I am telling you this is the best “real” relationship movie I’ve seen in eons. Because the underlying idea is that we all project ourselves as an attractive, high-energy person in the beginning of any relationship, and then we all kind of shift into someone closer to who we really are. That is a basic behavioral truth, and that’s why this film works so well — because it deals with this straight-on.
Moss and Duplass play Ethan and Sophie, a couple who visit a kind of therapeutic country retreat in an effort to heal their damaged relationship (largely due to a brief episode of infidelity on Ethan’s part).
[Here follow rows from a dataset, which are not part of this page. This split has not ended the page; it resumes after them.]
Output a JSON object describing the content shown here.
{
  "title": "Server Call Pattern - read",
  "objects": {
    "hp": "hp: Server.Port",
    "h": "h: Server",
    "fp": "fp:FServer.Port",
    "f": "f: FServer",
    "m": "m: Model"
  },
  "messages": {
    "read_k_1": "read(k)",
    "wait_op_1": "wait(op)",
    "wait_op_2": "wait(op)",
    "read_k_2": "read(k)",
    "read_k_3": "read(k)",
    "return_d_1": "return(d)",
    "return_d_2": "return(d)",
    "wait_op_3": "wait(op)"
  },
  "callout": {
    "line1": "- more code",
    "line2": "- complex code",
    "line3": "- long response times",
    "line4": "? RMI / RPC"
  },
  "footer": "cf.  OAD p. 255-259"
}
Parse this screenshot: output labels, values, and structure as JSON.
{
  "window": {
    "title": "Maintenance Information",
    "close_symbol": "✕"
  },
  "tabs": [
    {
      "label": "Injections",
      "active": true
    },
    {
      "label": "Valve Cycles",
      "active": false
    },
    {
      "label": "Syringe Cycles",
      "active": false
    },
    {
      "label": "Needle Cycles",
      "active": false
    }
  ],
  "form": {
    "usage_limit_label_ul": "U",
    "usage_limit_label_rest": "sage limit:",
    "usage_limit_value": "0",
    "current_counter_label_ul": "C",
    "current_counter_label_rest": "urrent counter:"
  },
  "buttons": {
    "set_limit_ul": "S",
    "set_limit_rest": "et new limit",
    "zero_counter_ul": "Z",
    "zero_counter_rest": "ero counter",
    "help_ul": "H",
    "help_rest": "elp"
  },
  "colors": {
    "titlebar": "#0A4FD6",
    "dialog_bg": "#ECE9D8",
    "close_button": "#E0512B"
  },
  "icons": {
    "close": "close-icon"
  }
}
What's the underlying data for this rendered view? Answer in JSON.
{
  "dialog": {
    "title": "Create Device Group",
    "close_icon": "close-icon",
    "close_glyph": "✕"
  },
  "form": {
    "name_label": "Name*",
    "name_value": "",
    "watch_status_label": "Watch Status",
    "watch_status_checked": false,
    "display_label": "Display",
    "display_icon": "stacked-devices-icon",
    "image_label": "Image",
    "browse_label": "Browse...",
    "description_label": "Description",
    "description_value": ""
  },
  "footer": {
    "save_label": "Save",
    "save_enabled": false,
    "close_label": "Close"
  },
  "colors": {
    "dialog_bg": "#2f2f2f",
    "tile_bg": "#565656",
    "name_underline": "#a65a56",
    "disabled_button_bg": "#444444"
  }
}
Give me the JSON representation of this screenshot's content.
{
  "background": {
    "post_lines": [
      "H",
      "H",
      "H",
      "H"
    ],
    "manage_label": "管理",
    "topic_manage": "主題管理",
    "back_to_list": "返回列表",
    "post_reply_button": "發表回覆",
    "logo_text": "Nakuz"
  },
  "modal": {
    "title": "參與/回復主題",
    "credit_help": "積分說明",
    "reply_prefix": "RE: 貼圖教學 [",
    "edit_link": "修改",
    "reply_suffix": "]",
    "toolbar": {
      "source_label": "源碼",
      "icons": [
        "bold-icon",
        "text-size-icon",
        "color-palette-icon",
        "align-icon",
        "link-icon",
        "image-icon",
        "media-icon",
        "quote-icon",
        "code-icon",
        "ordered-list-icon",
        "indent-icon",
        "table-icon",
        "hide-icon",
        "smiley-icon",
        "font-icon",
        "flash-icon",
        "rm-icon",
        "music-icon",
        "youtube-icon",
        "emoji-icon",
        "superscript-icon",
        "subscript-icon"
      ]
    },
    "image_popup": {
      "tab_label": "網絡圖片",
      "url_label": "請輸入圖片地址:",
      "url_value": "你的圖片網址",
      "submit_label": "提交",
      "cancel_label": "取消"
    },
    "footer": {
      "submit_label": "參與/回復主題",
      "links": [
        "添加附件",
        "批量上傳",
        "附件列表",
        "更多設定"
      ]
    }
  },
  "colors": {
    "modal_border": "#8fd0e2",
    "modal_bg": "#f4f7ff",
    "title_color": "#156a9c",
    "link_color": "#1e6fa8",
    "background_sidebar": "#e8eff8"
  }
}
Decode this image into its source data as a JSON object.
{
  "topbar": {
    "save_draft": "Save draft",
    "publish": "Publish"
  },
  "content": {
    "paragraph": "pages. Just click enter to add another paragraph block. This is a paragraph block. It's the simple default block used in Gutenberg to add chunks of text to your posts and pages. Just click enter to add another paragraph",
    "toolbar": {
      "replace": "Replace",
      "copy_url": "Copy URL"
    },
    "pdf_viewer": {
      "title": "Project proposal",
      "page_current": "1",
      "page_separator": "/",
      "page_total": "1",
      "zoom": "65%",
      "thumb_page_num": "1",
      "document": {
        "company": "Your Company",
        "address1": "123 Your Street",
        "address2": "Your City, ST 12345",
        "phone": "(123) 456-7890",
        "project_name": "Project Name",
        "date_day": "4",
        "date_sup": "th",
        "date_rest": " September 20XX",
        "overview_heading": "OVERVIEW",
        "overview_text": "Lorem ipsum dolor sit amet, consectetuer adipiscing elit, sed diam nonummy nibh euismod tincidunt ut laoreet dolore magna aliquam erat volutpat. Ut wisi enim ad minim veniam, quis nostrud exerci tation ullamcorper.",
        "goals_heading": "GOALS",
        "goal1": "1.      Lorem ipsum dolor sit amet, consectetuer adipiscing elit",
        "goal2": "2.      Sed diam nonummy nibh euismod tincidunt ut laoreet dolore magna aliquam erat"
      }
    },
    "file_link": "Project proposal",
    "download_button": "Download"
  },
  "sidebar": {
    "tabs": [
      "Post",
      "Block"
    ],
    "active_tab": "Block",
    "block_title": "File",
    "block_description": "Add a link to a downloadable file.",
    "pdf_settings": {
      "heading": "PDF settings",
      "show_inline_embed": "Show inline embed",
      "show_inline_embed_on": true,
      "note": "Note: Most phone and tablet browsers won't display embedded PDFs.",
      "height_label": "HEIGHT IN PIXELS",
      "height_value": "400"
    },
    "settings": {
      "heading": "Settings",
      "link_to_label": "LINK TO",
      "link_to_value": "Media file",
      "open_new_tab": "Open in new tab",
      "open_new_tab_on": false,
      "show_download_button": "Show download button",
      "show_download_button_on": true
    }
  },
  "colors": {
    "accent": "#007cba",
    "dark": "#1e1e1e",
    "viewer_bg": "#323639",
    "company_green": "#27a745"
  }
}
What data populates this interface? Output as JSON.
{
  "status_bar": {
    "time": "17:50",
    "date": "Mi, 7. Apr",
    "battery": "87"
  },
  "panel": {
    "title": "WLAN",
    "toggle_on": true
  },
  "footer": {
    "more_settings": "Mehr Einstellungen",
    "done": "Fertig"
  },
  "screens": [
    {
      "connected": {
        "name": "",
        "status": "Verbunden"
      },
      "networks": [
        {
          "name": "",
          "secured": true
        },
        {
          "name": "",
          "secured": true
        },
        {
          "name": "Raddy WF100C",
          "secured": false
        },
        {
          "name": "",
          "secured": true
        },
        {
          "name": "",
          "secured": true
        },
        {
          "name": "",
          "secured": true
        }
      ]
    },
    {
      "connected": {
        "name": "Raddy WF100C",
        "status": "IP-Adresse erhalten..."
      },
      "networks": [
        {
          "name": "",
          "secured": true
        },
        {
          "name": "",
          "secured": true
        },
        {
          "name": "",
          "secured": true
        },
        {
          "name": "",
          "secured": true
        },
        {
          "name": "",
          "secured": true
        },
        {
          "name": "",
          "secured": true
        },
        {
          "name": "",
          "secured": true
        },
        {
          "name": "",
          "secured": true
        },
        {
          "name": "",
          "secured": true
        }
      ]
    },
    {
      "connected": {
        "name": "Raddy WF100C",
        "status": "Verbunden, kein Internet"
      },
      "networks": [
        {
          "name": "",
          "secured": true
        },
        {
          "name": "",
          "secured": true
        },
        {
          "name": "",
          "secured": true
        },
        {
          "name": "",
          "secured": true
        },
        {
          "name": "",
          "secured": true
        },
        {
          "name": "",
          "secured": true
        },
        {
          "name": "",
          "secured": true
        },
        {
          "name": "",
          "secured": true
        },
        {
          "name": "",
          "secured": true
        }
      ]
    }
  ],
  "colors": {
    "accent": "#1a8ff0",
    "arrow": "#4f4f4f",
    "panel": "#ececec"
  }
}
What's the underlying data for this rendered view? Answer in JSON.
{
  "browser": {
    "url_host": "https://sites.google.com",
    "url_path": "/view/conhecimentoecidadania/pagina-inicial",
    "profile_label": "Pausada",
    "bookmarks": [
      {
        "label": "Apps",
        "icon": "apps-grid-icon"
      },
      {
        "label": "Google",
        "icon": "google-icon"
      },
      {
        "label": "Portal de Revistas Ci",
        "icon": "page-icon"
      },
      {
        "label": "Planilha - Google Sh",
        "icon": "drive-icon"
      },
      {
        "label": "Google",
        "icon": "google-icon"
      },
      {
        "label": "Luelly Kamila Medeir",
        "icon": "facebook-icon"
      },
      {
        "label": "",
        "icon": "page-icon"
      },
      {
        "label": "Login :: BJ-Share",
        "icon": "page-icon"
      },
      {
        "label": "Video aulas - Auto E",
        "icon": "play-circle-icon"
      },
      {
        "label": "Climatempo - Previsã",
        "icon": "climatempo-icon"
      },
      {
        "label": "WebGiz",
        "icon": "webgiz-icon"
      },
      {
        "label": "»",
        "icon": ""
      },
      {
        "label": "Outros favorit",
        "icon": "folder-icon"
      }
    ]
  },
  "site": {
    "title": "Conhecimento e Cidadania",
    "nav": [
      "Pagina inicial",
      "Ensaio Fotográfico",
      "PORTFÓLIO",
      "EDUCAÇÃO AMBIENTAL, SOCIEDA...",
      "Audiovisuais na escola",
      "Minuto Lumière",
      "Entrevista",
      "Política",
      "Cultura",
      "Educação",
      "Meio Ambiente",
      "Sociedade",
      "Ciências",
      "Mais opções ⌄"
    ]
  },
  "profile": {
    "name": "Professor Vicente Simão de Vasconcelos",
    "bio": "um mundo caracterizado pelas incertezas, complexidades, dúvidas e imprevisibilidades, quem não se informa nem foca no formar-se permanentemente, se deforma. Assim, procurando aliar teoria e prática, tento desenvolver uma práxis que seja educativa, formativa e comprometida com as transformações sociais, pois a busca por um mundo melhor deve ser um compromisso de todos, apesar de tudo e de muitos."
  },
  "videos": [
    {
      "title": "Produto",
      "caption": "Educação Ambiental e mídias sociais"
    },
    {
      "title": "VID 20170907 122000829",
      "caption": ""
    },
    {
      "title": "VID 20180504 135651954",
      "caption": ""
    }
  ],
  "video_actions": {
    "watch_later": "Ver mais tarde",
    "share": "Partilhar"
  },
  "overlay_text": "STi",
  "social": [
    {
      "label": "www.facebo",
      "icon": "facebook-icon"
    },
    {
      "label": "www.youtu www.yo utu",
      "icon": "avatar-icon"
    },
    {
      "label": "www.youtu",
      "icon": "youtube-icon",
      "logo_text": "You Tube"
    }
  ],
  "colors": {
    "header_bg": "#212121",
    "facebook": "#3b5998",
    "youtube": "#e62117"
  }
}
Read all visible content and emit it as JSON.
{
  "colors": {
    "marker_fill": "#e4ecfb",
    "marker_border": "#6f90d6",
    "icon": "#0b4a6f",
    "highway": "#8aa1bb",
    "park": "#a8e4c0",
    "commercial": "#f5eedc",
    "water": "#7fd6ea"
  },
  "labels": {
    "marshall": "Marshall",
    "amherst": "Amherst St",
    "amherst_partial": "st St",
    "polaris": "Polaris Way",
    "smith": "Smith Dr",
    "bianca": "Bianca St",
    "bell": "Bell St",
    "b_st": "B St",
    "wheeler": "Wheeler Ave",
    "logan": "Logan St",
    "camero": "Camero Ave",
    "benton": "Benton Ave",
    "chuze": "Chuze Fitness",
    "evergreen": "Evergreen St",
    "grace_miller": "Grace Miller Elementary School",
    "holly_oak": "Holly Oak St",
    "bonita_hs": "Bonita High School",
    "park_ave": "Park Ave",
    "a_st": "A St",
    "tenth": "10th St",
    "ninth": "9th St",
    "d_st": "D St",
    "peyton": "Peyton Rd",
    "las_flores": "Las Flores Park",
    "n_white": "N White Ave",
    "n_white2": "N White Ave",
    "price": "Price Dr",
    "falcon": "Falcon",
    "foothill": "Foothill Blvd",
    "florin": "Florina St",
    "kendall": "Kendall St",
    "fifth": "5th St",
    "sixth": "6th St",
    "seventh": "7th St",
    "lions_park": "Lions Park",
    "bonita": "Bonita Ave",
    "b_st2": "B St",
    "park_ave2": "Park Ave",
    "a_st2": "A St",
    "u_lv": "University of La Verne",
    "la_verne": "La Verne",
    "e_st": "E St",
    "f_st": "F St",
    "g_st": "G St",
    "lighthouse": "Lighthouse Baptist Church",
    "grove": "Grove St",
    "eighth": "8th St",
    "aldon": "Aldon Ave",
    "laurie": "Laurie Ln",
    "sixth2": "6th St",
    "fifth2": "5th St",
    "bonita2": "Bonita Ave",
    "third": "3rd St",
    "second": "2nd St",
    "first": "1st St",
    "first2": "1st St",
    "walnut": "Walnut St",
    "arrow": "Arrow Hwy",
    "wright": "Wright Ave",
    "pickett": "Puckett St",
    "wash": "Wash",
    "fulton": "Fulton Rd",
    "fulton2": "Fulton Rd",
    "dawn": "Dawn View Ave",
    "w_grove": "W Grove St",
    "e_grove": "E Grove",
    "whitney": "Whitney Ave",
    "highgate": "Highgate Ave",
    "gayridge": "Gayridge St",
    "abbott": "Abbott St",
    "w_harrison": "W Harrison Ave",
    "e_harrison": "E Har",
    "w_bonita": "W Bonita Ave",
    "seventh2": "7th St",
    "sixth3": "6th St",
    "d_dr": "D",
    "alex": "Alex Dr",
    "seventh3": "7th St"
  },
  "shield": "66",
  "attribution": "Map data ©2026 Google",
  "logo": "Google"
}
Early on something happens that either (a) re-acquaints the couple with alternate, fantasy-projection, somewhat more attractive versions of themselves or (b) reminds them of the people they presented themselves as when they first met.
The therapy that Ethan and Sophie experience at the retreat is surreal, but the film is basically saying that when we stop presenting our sexy/giving/open-hearted selves (a process that ends because it’s so exhausting) and come down to earth, we inevitably disappoint our partners. The One I Love is about re-connecting with the person we fell in love with initially and/or ditching the one we’ve become disappointed with since.